Saturday, April 20, 2002

Better late than never



It's the debate on the Middle East the Commons held on Tuesday. Some of the best contributions were from Gerald Kaufman, John Gummer, Andrew McKay and Julian Lewis. If you like emmotive speeches, then George Galloway's is your thing. A lot has been said about Mr Galloway, and I would tend ot agree with those who say that his speeches are no longer new, however he does know his stuff on the Middle East and his speeches are the best exposition of the secular Palestinian cause (a cause that excites me as much as year-old brie) that I have seen anywhere else. Far better than that piece of excrement Tom Paulin (notice to overworked bloggers, that reference has nothing to do with suicide bombers in cinemas).

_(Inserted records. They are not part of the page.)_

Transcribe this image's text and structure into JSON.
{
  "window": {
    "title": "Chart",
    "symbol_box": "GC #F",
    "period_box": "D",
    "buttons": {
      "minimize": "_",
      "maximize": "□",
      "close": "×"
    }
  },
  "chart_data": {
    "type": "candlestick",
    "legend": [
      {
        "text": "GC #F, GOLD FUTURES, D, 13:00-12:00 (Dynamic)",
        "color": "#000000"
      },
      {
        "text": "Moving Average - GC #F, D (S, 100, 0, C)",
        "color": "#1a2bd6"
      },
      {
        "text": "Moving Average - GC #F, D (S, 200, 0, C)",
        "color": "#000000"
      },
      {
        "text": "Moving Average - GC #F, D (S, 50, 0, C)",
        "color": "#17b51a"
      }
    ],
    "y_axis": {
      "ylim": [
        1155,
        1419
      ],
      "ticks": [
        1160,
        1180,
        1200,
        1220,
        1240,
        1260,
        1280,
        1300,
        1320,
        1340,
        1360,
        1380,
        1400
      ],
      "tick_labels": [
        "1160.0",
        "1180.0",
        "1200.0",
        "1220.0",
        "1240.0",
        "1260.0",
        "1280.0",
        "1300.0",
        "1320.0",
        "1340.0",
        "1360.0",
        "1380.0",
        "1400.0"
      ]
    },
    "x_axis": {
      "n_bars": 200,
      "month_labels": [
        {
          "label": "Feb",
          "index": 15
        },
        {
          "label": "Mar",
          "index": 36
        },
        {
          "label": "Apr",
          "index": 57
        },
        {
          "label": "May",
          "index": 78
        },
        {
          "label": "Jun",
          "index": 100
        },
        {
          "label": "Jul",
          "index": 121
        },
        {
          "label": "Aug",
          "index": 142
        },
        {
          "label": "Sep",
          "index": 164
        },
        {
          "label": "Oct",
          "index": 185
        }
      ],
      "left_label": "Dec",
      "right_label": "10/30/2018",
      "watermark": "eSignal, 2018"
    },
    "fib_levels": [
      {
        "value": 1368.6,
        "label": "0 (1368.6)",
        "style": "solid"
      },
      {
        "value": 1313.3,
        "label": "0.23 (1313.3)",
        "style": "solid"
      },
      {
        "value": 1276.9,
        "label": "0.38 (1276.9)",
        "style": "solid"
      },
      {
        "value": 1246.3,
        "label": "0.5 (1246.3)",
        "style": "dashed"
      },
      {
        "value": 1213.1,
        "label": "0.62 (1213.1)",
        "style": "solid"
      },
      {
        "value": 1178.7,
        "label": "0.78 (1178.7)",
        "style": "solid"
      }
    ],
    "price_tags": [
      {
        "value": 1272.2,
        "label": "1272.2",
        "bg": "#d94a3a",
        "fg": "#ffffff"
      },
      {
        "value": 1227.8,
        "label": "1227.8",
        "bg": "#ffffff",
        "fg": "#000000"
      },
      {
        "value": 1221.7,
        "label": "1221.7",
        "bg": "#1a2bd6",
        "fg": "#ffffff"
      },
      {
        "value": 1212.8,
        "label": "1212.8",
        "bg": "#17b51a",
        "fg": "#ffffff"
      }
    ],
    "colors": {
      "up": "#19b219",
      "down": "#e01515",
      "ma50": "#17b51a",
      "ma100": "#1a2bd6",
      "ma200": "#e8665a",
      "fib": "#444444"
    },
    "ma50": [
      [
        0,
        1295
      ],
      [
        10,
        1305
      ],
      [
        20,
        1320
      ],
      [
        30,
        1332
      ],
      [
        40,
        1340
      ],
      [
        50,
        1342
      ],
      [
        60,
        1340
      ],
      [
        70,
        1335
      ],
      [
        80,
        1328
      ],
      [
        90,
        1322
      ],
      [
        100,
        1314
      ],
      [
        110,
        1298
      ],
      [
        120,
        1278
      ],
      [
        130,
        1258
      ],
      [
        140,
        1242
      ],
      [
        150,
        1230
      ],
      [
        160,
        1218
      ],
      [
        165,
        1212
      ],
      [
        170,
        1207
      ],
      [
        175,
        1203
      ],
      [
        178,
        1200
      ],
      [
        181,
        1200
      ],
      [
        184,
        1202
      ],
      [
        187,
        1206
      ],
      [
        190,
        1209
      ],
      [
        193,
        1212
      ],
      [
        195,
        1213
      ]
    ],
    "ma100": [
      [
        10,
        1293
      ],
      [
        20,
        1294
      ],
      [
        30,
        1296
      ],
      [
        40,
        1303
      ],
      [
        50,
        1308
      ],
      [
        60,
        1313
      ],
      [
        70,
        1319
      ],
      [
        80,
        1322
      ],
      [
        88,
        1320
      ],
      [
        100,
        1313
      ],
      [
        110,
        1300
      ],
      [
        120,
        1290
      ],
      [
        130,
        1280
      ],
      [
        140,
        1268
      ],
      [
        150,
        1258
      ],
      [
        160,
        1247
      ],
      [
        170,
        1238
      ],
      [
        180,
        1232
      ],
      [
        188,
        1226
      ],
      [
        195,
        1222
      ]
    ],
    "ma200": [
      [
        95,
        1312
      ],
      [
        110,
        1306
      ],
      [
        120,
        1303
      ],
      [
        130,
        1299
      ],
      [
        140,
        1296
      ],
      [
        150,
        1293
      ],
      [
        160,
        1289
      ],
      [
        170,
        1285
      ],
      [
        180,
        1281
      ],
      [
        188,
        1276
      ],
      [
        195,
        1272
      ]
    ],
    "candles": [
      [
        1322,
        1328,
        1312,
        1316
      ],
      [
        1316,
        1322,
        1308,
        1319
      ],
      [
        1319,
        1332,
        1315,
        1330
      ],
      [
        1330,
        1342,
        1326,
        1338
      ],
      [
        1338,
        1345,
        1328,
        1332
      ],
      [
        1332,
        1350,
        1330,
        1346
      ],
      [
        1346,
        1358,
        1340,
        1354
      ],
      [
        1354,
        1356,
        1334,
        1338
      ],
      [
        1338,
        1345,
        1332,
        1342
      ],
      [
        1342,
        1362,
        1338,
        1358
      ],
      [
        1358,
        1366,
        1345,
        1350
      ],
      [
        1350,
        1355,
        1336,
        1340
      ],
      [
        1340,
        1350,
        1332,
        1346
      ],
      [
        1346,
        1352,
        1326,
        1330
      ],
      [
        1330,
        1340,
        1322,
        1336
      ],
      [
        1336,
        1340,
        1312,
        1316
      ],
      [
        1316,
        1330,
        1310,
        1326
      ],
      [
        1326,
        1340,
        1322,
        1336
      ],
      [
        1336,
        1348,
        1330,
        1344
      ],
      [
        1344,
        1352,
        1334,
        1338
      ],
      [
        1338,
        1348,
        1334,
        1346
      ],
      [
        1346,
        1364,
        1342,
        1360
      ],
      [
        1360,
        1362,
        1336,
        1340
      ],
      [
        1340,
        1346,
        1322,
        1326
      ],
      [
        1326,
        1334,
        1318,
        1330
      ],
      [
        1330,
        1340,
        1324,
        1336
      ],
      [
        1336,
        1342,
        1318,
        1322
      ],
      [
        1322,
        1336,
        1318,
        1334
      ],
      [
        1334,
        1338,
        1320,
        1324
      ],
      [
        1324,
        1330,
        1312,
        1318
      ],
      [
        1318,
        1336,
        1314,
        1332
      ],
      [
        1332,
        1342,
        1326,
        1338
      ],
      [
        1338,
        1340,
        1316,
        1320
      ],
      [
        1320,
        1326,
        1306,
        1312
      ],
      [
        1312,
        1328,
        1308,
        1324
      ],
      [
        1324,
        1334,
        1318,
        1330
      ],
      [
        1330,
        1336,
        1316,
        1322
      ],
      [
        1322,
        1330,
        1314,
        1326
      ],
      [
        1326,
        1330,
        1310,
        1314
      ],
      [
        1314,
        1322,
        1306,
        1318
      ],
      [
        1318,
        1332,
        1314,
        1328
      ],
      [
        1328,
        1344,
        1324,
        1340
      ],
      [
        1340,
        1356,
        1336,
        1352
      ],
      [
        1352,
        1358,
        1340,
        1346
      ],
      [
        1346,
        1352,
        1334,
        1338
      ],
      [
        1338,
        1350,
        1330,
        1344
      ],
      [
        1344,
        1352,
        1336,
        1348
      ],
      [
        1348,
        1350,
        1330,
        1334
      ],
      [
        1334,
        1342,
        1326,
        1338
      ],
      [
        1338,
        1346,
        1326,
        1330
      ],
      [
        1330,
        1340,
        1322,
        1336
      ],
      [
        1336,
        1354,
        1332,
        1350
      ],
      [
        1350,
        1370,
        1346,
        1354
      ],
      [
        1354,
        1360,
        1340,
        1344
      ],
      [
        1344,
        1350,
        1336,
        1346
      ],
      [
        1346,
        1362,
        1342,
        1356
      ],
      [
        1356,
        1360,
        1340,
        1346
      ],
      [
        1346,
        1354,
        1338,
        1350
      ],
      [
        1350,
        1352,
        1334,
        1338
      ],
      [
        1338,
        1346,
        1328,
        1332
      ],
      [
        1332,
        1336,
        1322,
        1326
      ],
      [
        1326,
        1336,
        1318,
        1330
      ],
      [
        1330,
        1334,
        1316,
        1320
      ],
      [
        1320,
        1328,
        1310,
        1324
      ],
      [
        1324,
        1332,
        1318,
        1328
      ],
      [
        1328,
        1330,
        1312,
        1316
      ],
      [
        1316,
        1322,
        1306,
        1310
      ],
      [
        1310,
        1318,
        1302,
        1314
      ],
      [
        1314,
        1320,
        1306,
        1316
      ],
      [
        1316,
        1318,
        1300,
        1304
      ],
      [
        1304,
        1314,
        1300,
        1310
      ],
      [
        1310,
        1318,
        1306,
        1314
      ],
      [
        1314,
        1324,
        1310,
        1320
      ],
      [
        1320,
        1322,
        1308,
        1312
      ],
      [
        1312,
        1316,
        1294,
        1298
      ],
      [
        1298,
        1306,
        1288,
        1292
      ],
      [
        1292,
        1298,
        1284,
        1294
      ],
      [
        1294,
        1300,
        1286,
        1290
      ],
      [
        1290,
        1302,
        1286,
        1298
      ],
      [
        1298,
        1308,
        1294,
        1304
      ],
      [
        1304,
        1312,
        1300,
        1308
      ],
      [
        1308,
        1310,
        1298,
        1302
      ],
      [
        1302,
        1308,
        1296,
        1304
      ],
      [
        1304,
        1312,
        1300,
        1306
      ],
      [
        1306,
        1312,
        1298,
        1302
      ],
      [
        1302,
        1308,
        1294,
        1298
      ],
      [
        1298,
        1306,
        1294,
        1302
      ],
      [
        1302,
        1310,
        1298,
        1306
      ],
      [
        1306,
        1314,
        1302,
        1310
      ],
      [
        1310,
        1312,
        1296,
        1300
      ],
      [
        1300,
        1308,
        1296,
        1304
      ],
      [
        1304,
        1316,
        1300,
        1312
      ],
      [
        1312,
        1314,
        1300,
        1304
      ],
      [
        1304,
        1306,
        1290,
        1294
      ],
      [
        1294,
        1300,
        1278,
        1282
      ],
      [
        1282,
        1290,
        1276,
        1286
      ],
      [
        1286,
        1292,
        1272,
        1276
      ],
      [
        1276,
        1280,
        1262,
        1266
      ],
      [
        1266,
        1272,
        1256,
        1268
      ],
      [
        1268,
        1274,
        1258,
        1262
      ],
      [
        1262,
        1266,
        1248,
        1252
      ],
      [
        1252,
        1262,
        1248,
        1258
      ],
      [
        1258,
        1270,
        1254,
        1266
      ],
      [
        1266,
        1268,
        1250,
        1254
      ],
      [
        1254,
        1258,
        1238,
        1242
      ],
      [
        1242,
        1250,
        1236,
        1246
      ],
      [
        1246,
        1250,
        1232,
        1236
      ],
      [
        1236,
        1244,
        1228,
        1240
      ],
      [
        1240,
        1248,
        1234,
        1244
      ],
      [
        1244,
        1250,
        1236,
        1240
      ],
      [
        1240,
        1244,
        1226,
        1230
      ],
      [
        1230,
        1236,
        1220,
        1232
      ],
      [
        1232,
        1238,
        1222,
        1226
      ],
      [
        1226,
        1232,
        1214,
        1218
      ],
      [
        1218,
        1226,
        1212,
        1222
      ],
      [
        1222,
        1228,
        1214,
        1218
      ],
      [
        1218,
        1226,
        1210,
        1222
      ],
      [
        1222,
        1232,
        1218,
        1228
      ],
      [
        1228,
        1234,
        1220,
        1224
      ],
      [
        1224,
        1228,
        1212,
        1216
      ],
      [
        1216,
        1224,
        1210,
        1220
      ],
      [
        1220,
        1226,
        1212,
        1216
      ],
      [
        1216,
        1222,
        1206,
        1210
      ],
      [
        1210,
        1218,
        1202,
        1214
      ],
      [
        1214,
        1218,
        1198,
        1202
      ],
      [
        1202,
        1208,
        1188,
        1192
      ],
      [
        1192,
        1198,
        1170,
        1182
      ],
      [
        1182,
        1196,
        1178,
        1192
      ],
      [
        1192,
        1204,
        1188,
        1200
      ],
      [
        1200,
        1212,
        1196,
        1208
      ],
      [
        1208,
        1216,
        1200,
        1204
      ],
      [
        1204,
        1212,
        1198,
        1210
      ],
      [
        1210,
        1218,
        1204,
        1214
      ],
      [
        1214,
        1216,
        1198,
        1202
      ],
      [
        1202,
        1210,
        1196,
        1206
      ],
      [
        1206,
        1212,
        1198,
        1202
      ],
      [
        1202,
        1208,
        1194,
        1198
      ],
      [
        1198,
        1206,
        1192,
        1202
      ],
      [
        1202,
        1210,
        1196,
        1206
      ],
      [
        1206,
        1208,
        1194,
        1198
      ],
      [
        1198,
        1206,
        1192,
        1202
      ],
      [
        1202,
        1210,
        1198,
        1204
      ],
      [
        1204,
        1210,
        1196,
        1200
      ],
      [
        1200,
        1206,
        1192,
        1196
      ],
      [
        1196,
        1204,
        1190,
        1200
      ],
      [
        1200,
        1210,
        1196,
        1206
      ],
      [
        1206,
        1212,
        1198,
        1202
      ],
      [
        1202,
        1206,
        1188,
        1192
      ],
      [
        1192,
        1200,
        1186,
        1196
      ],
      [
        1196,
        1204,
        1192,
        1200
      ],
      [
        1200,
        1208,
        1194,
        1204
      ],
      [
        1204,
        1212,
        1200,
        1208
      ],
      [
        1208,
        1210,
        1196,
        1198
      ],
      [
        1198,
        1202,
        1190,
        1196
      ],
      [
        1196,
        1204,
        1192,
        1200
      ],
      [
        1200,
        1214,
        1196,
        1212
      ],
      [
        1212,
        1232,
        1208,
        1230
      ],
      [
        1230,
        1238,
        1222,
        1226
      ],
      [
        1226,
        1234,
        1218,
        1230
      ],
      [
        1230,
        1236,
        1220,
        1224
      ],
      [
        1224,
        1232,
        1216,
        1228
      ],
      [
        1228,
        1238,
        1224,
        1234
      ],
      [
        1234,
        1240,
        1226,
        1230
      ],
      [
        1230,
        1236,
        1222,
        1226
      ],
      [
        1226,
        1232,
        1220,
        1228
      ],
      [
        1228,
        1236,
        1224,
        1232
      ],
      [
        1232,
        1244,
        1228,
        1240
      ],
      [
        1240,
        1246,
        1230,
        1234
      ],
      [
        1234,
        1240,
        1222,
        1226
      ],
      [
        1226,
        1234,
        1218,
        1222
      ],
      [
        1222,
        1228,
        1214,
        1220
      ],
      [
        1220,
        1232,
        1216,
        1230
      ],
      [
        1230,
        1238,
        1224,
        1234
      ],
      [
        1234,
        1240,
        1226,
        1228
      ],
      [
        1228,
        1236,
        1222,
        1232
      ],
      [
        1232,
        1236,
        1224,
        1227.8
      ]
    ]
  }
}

Gerald Kaufman's speech was the one that was reported in the news when he referred to Sharon as a war criminal. Now it is often being reported as being critical to Israel, but as I have said before he is doing no such thing:

I became a friend of Israel when I was eight days old, and I have the scar to prove it.

Well, maybe that has nothing to do with the debate, but how could I not put in that line?

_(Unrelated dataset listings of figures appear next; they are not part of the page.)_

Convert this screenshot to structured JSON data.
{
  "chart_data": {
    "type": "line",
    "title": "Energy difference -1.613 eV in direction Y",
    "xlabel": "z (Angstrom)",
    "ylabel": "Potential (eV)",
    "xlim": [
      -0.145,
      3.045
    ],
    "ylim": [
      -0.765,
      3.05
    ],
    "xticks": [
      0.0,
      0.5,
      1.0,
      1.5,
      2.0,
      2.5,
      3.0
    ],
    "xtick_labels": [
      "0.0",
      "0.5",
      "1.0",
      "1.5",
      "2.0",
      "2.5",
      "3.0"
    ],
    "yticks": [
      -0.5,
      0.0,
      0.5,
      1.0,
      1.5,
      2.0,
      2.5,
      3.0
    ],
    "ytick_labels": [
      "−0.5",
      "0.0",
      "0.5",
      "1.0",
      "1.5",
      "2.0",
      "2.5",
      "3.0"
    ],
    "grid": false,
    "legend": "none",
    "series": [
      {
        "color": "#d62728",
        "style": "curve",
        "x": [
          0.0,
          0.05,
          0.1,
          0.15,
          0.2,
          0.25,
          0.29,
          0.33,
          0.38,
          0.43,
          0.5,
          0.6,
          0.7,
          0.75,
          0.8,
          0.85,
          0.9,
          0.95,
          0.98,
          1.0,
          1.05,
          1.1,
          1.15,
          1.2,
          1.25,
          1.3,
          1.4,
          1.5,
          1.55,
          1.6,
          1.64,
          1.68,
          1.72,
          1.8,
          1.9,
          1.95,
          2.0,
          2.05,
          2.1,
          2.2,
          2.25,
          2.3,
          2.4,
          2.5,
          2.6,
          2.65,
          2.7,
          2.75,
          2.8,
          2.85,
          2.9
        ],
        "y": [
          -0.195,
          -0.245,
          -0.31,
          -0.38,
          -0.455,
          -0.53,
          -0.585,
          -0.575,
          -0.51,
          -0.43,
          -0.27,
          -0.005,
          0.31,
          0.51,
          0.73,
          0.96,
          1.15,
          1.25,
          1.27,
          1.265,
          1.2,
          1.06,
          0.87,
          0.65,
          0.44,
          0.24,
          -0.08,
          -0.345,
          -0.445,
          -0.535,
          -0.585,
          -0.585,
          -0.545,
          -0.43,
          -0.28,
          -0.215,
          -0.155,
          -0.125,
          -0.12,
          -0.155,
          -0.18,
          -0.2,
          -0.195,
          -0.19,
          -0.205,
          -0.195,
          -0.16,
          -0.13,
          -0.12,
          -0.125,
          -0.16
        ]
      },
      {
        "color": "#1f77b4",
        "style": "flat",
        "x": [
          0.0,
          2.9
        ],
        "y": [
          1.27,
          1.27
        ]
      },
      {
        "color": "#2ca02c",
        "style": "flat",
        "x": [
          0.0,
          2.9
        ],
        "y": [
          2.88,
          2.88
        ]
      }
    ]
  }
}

However Kaufman's interests are those of the Israeli Labour Party and his intention is not to be moderate on the Middle East but to unseat the democratically elected government of Israel. In his speech he mentions Sharon twenty times. Isn't that a bit of a fixation he has there?

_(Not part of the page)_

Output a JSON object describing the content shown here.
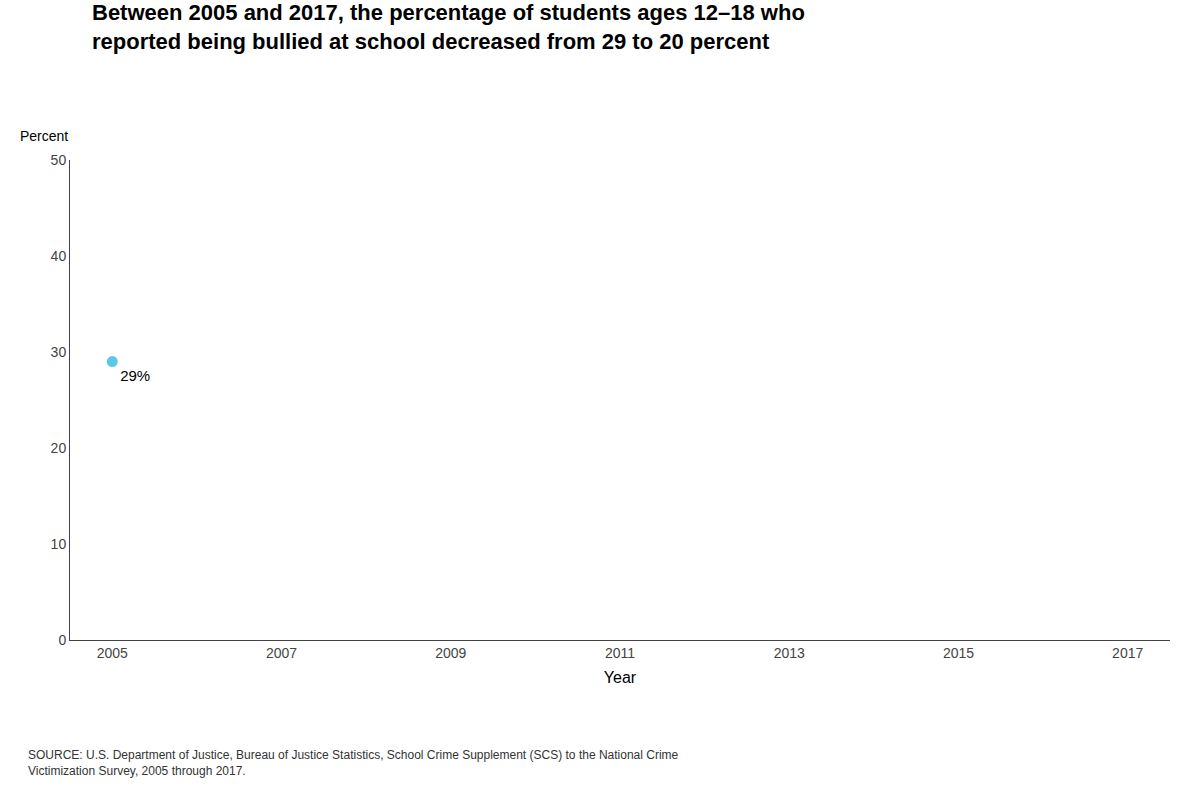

I would suggest that Kaufman's views, and background, are probably more that of the BBC than George Galloway's. Israel perhaps suffers from BBC bias (hey - I know that the American press is biased the other way) not because its journalists are antagonistic towards Israel - but that they are antagonistic towards the more right wing elements within Israel. I never remember the BBC being critical when Israel had Labour governments.

You may also want to read the Foreign Affairs Question Time on the same day. Not that much of note in there, alas.